Sophie & Vincent : Nous sommes un fond d’investissement public créé il y a 20 ans par le gouvernement de la Wallonie. Son but : doter la région d’un outil capable de créer une dynamique structurante autour des métiers et de l’industrie du cinéma. A travers le soutien d’un projet cinématographique, nous cherchons à créer de l’emploi, des entreprises, bref renforcer une économie autour d’un secteur. Ceci dit, nous ne nous limitons pas seulement au soutien de projets, nous intervenons aussi directement en prêt ou dans le capital des entreprises.

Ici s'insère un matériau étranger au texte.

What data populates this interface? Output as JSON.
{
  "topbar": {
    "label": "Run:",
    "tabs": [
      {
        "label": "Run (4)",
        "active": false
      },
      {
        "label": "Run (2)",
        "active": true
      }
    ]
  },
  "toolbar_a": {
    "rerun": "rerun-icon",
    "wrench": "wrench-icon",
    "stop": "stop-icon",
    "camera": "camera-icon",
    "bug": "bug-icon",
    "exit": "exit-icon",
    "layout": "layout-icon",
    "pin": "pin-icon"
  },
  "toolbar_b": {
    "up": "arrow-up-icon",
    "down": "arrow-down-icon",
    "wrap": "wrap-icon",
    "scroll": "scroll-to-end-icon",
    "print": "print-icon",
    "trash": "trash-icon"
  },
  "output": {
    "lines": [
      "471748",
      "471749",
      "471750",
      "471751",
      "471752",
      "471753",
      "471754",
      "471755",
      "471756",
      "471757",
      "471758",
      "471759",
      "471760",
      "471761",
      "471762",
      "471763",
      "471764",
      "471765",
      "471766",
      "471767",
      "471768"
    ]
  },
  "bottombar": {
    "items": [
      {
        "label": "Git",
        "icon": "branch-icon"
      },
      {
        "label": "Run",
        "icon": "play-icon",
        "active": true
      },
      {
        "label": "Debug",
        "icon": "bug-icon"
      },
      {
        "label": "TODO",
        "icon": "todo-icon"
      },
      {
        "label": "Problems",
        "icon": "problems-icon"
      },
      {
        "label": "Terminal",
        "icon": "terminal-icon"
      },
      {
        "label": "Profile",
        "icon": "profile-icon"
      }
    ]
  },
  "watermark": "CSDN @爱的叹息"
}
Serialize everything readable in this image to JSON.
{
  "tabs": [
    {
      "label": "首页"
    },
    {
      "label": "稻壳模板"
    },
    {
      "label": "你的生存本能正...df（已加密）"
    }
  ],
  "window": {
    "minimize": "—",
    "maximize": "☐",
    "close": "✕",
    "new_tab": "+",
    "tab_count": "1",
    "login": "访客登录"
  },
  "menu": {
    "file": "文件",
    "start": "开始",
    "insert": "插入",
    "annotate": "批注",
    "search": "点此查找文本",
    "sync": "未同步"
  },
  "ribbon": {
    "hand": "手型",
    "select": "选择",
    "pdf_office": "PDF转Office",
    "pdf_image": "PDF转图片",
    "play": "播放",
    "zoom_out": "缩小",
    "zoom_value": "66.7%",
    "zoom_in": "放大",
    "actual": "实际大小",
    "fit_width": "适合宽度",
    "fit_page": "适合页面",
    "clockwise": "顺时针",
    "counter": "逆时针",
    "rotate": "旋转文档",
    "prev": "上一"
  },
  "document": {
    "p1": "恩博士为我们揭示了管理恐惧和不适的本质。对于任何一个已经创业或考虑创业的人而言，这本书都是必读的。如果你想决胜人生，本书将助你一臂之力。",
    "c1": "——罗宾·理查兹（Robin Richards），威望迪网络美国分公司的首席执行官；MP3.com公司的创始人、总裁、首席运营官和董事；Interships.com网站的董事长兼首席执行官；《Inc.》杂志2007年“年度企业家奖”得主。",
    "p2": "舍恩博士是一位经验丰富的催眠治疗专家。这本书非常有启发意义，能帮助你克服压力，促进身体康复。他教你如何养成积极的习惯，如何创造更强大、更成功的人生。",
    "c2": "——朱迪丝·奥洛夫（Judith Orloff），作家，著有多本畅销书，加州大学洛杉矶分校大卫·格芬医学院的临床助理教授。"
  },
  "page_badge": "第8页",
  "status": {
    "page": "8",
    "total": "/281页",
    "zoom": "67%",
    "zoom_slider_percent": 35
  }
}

C’est en 2014 que nous avons commencé à soutenir aussi le secteur du gaming, de la même façon que nous avons fait avec le cinéma. Aujourd’hui nous soutenons actuellement une dizaine de sociétés du jeux vidéo.

AWEX : Et comment soutenez-vous l’industrie du gaming ?

Sophie & Vincent : Notre département « Entreprises » soutient celles-ci avec des prêts ou des prises de participation (ex : Fishing Cactus…) . Notre département 'Gaming', inauguré en 2022, finance des projets de jeux vidéo. Nous pouvons intervenir à plusieurs étapes dans le développement d’un jeu. D’abord lors de la phase « pré-production » (max 30 000 € ou 100.000 EUR si création d’un prototype jouable). Une fois cette étape validée, nous intervenons dans la phase de commercialisation, jusqu’à 500 000 EUR. Ce mécanisme d’avance conditionnellement récupérable a été approuvé par la Commission européenne et le financement de projets à été rendu possible par le Gouvernement wallon et notre Ministre de tutelle Willy Borsus qui nous a confié une enveloppe de 2M € pour soutenir cette industrie.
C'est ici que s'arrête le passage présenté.